Jonge mantelzorgers - zelfdodingsgedachten en zelfbeschadiging
Jonge mantelzorgers die thuis veel helpen hebben dubbel zo vaak zelfdodingsgedachten in vergelijking met hun leeftijdsgenoten die geen jonge mantelzorger zijn
Ongeveer één op drie (32%) jonge mantelzorgers die veel tijd aan taken thuis besteden (minstens 4 uur per week) dachten er regelmatig aan een einde aan hun leven te maken. Bij de jonge mantelzorgers die niet of minder vaak helpen (minder dan 4 uur per week) is dat één op vier (25%). Voor hun leeftijdsgenoten die geen mantelzorger zijn bedraagt het percentage dat regelmatig aan zelfdoding dacht 15%.

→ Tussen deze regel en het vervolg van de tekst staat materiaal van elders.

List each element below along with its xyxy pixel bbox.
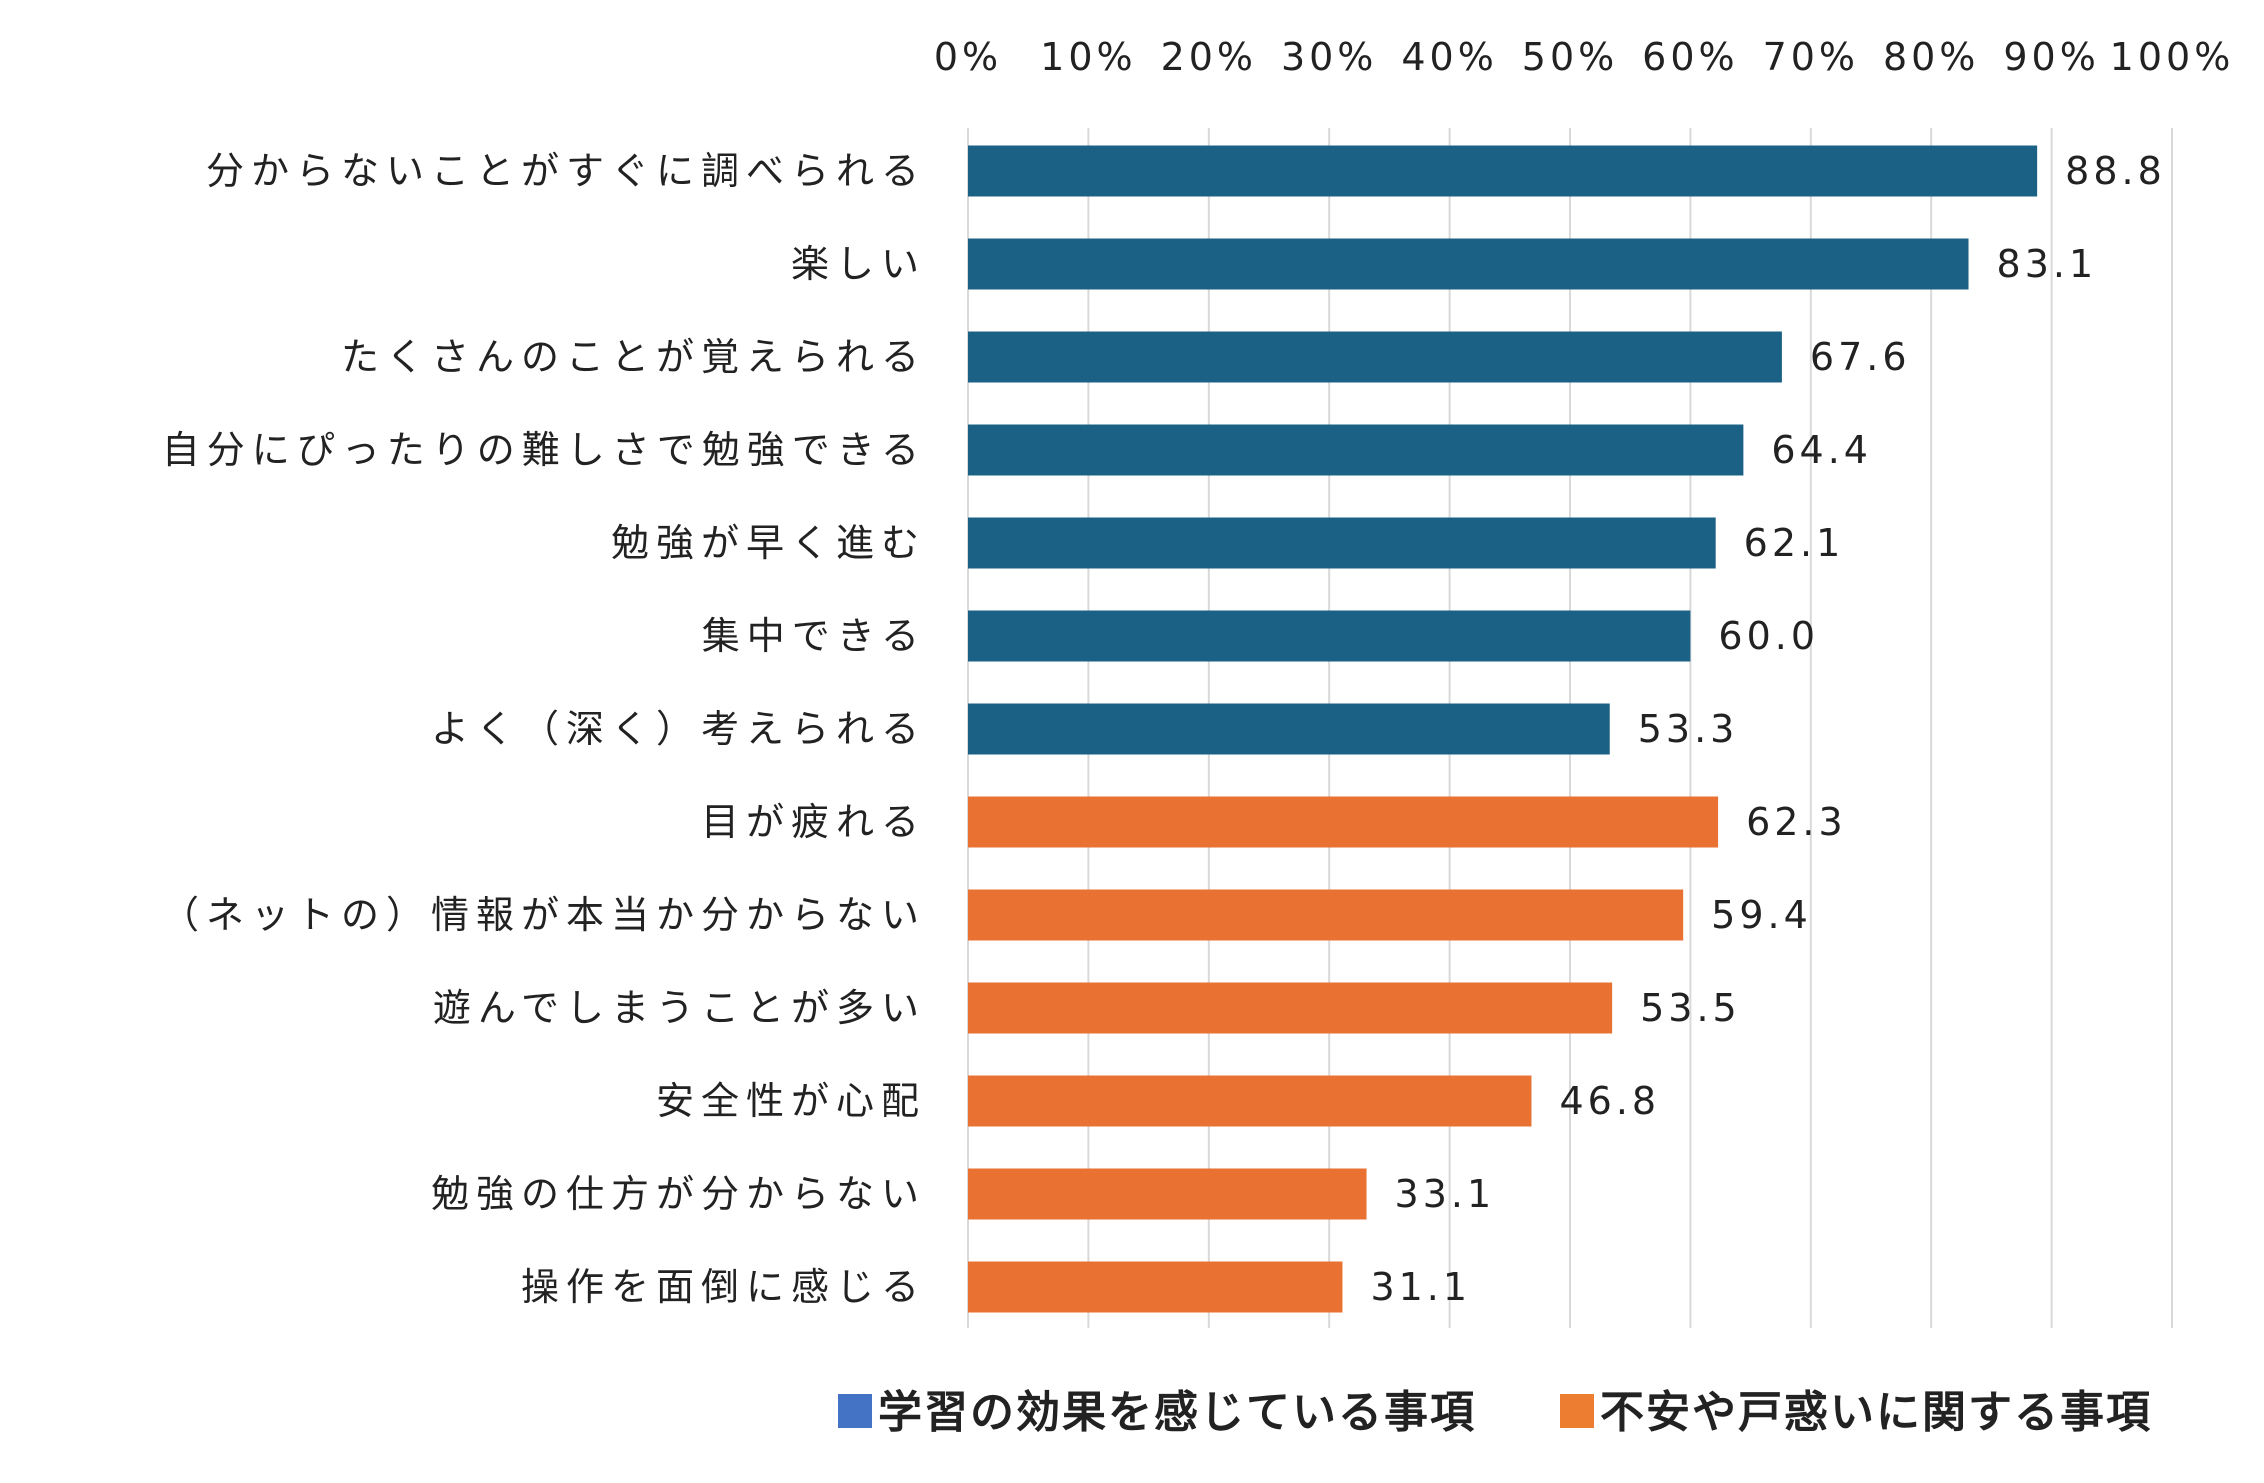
data-label: 60.0 <box>1718 614 1819 658</box>
category-labels: 分からないことがすぐに調べられる楽しいたくさんのことが覚えられる自分にぴったりの… <box>161 149 926 1309</box>
category-label: 安全性が心配 <box>656 1079 926 1123</box>
category-label: たくさんのことが覚えられる <box>341 335 926 379</box>
bars <box>968 145 2038 1313</box>
x-tick-label: 70% <box>1763 35 1859 79</box>
x-tick-label: 30% <box>1281 35 1377 79</box>
bar <box>968 889 1684 941</box>
legend-label-anxiety: 不安や戸惑いに関する事項 <box>1600 1387 2152 1438</box>
bar <box>968 517 1716 569</box>
x-tick-label: 10% <box>1040 35 1136 79</box>
bar <box>968 796 1719 848</box>
data-label: 33.1 <box>1395 1172 1496 1216</box>
data-label: 64.4 <box>1771 428 1872 472</box>
data-label: 83.1 <box>1997 242 2098 286</box>
legend-swatch-learning <box>838 1394 872 1428</box>
legend-label-learning: 学習の効果を感じている事項 <box>878 1387 1476 1438</box>
bar <box>968 1168 1367 1220</box>
data-label: 59.4 <box>1711 893 1812 937</box>
bar <box>968 331 1782 383</box>
category-label: 楽しい <box>791 242 926 286</box>
x-tick-label: 50% <box>1522 35 1618 79</box>
x-tick-label: 60% <box>1642 35 1738 79</box>
category-label: 操作を面倒に感じる <box>521 1265 926 1309</box>
x-tick-label: 90% <box>2003 35 2099 79</box>
data-label: 88.8 <box>2065 149 2166 193</box>
bar <box>968 145 2038 197</box>
category-label: 勉強が早く進む <box>611 521 926 565</box>
data-label: 53.5 <box>1640 986 1741 1030</box>
bar <box>968 238 1969 290</box>
category-label: 集中できる <box>702 614 926 658</box>
x-axis-ticks: 0% 10% 20% 30% 40% 50% 60% 70% 80% 90% 100% <box>934 35 2235 79</box>
legend: 学習の効果を感じている事項 不安や戸惑いに関する事項 <box>838 1387 2152 1438</box>
data-label: 53.3 <box>1638 707 1739 751</box>
x-tick-label: 0% <box>934 35 1002 79</box>
x-tick-label: 40% <box>1401 35 1497 79</box>
bar <box>968 982 1613 1034</box>
category-label: よく（深く）考えられる <box>431 707 926 751</box>
bar <box>968 703 1610 755</box>
legend-swatch-anxiety <box>1560 1394 1594 1428</box>
x-tick-label: 20% <box>1161 35 1257 79</box>
category-label: 目が疲れる <box>701 800 926 844</box>
bar <box>968 1075 1532 1127</box>
category-label: 分からないことがすぐに調べられる <box>206 149 926 193</box>
bar <box>968 1261 1343 1313</box>
data-label: 67.6 <box>1810 335 1911 379</box>
data-label: 46.8 <box>1559 1079 1660 1123</box>
x-tick-label: 80% <box>1883 35 1979 79</box>
category-label: 勉強の仕方が分からない <box>431 1172 926 1216</box>
category-label: 自分にぴったりの難しさで勉強できる <box>162 428 926 472</box>
data-label: 62.1 <box>1744 521 1845 565</box>
data-label: 62.3 <box>1746 800 1847 844</box>
bar <box>968 610 1691 662</box>
bar <box>968 424 1744 476</box>
category-label: （ネットの）情報が本当か分からない <box>161 893 926 937</box>
data-label: 31.1 <box>1370 1265 1471 1309</box>
category-label: 遊んでしまうことが多い <box>433 986 926 1030</box>
value-labels: 88.8 83.1 67.6 64.4 62.1 60.0 53.3 62.3 59.4 53.5… <box>1370 149 2166 1309</box>
x-tick-label: 100% <box>2110 35 2235 79</box>
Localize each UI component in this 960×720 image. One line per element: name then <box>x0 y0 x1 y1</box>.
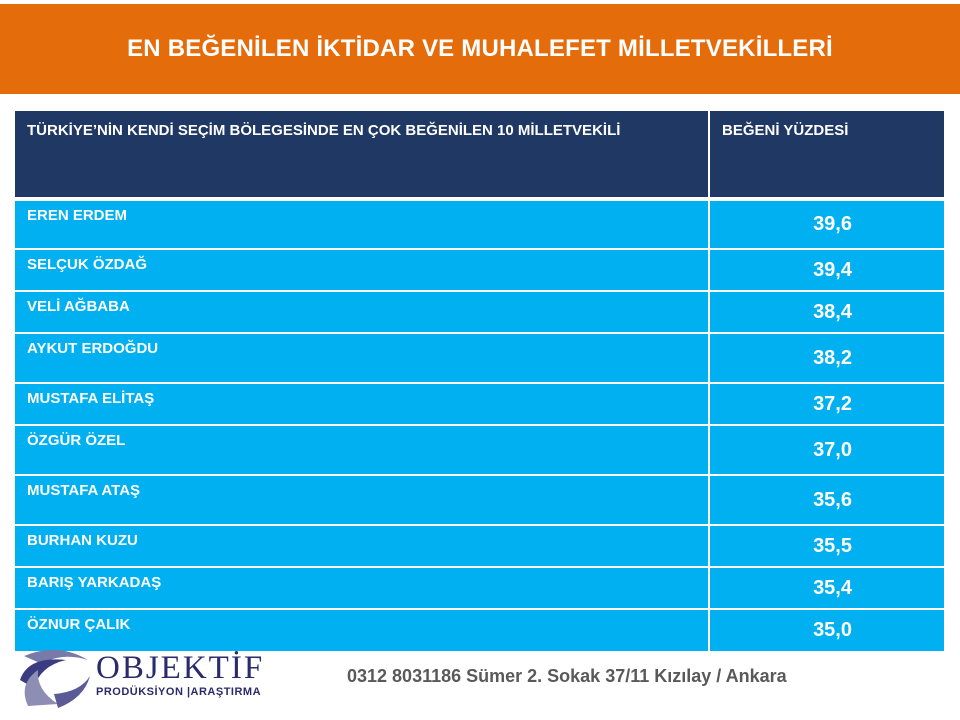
company-logo: OBJEKTİF PRODÜKSİYON |ARAŞTIRMA <box>18 646 288 710</box>
logo-brand: OBJEKTİF <box>96 650 265 686</box>
title-bar: EN BEĞENİLEN İKTİDAR VE MUHALEFET MİLLET… <box>0 4 960 94</box>
like-percent: 35,4 <box>709 566 944 609</box>
mp-name: ÖZGÜR ÖZEL <box>15 424 710 475</box>
table-row: ÖZNUR ÇALIK 35,0 <box>15 608 944 651</box>
mp-name: BURHAN KUZU <box>15 524 710 567</box>
table-row: VELİ AĞBABA 38,4 <box>15 290 944 333</box>
like-percent: 38,4 <box>709 290 944 333</box>
ranking-table: TÜRKİYE’NİN KENDİ SEÇİM BÖLEGESİNDE EN Ç… <box>15 111 944 651</box>
like-percent: 39,4 <box>709 248 944 291</box>
like-percent: 35,5 <box>709 524 944 567</box>
table-header-row: TÜRKİYE’NİN KENDİ SEÇİM BÖLEGESİNDE EN Ç… <box>15 111 944 199</box>
contact-info: 0312 8031186 Sümer 2. Sokak 37/11 Kızıla… <box>347 666 787 686</box>
like-percent: 37,2 <box>709 382 944 425</box>
like-percent: 39,6 <box>709 197 944 249</box>
mp-name: ÖZNUR ÇALIK <box>15 608 710 651</box>
mp-name: EREN ERDEM <box>15 197 710 249</box>
mp-name: AYKUT ERDOĞDU <box>15 332 710 383</box>
page-title: EN BEĞENİLEN İKTİDAR VE MUHALEFET MİLLET… <box>127 35 833 62</box>
table-row: EREN ERDEM 39,6 <box>15 197 944 249</box>
table-row: SELÇUK ÖZDAĞ 39,4 <box>15 248 944 291</box>
like-percent: 35,0 <box>709 608 944 651</box>
column-header-percent: BEĞENİ YÜZDESİ <box>709 111 944 199</box>
logo-mark-icon <box>20 649 90 708</box>
table-row: AYKUT ERDOĞDU 38,2 <box>15 332 944 383</box>
table-row: ÖZGÜR ÖZEL 37,0 <box>15 424 944 475</box>
table-row: BARIŞ YARKADAŞ 35,4 <box>15 566 944 609</box>
table-row: MUSTAFA ATAŞ 35,6 <box>15 474 944 525</box>
mp-name: MUSTAFA ELİTAŞ <box>15 382 710 425</box>
mp-name: SELÇUK ÖZDAĞ <box>15 248 710 291</box>
table-row: BURHAN KUZU 35,5 <box>15 524 944 567</box>
like-percent: 38,2 <box>709 332 944 383</box>
mp-name: MUSTAFA ATAŞ <box>15 474 710 525</box>
mp-name: VELİ AĞBABA <box>15 290 710 333</box>
mp-name: BARIŞ YARKADAŞ <box>15 566 710 609</box>
like-percent: 37,0 <box>709 424 944 475</box>
logo-subtitle: PRODÜKSİYON |ARAŞTIRMA <box>96 686 262 698</box>
column-header-name: TÜRKİYE’NİN KENDİ SEÇİM BÖLEGESİNDE EN Ç… <box>15 111 710 199</box>
like-percent: 35,6 <box>709 474 944 525</box>
table-row: MUSTAFA ELİTAŞ 37,2 <box>15 382 944 425</box>
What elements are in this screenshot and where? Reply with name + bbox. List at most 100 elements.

Zelfbeschadiging komt twee tot drie keer vaker voor bij jonge mantelzorgers in vergelijking met hun leeftijdsgenoten die geen mantelzorger zijn
Negentien procent van de jonge mantelzorgers die veel helpen thuis heeft zichzelf meerder keren, vaak of heel vaak aan beschadigd. Bij niet-jonge mantelzorgers is dat aandeel 6%. Jonge mantelzorgers die weinig of niet helpen thuis bekleden een tussenpositie met 13%.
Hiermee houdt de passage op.